Seriously...look at something priced fairly...look at Dyna, look at Speedo, look at Elinchrom. I personally know of zero studio/pro shooters who have a TTL monolight. TTL controlled monolight with battery pack? This is a brand-new, made-up product category, designed to appeal to people who are obviously NOT professional shooters, and who have little idea that they will typically set up the flash and modifier, calculate the desired ratio of flash to ambient, and then set the needed power, set the f/stop, and then shoot at one, single,exact flash level in manual flash power mode, so the frames are consistent and perfect, as calculated by taste/experience/desired ambi-to-flash ratio.

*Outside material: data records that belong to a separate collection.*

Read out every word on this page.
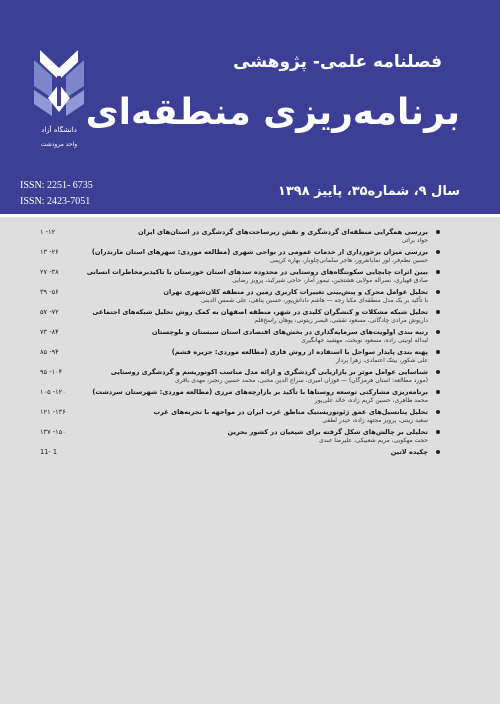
دانشگاه آزاد
واحد مرودشت
فصلنامه علمی- پژوهشی
برنامه‌ریزی منطقه‌ای
ISSN: 2251- 6735
ISSN: 2423-7051
سال ۹، شماره۳۵، پاییز ۱۳۹۸
بررسی همگرایی منطقه‌ای گردشگری و نقش زیرساخت‌های گردشگری در استان‌های ایران
جواد براتی
۱۲- ۱
بررسی میزان برخورداری از خدمات عمومی در نواحی شهری (مطالعه موردی: سهرهای استان مازندران)
حسین نظم‌فر، لور نمایانفرور، هاجر سلمانی‌چلوبار، بهاره کریمی
۲۶- ۱۳
بیین اثرات چابچایی سکونتگاه‌های روستایی در محدوده سدهای استان خوزستان با تاکیدبرمخاطرات انسانی
صادق قهیاری، نصراله مولایی هشتجین، تیمور آمار، حاجی شیرکیذ، پرویز رضایی
۳۸- ۲۷
تحلیل عوامل محرک و پیش‌بینی تغییرات کاربری زمین در منطقه کلان‌شهری تهران
با تأکید بر یک مدل منطقه‌ای مکبا رجه — هاشم داداش‌پور، حسین پناهی، علی شمس الدینی
۵۶- ۳۹
تحلیل شبکه مشکلات و کنشگران کلیدی در شهر، منطقه اصفهان به کمک روش تحلیل شبکه‌های اجتماعی
داریوش مرادی چادگانی، مسعود تقشی، قیصر زیتونی، پوهان راسخ‌قلم
۷۲- ۵۷
رتبه بندی اولویت‌های سرمایه‌گذاری در بخش‌های اقتصادی استان سیستان و بلوچستان
لبداله اونیتی زاده، مسعود نوبخت، مهشید جهانگیری
۸۴- ۷۳
پهنه بندی پایدار سواحل با استفاده از روش فازی (مطالعه موردی: جزیره قشم)
علی شکور، بیتک اعتمادی، زهرا پرداز
۹۴- ۸۵
شناسایی عوامل موثر بر بازاریابی گردشگری و ارائه مدل مناسب اکوتوریسم و گردشگری روستایی
(مورد مطالعه: استان هرمزگان) — فوزان امیری، سراج الدین محبی، محمد حسین رنجبر، مهدی باقری
۱۰۴- ۹۵
برنامه‌ریزی مشارکتی توسعه روستاها با تأکید بر بازارچه‌های مرزی (مطالعه موردی: شهرستان سردشت)
محمد ظاهری، حسین کریم زاده، خالد علی‌پور
۱۲۰- ۱۰۵
تحلیل پتانسیل‌های عمق ژئوتوریستیک مناطق غرب ایران در مواجهه با تجربه‌های غرب
سعید زینتی، پرویز مجتهد زاده، حیدر لطفی
۱۳۶- ۱۲۱
تحلیلی بر چالش‌های شکل گرفته برای شیعیان در کشور بحرین
حجت مهکویی، مریم شعبیکی، علیرضا عبدی
۱۵۰- ۱۳۷
چکیده لاتین
1 -11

But the idea of a TTL monolight that costs $2,095 and needs a $400 module PER FLASH HEAD...that makes a GREAT YouTube commercial video!
You say you're open to other opinions: PASS on Profoto lights, entirely. Spare yourself the a**-reaming, and be able to outfit an entire studio with what you REALLY will need, which is stands, boom stands,clamps,foam boards, a set of proper Scrim-Jim type scrims/panels,diffusing fabrics, reflecting fabrics, softboxes, umbrellas, background support equipment, mylar diffusers, clamshell reflectors, grid sets (multiple!), 7, 11,5 and 20-inch reflectors, background paper, fabric throws, posing stools, perspex and plexiglas, and a few dozen other sundries.
You are being sold a bill of high-tech, uneccessary stuff, and the bill is going to kill your "growing home studio" in its infancy. A three-outlet pack for three thousand dollars?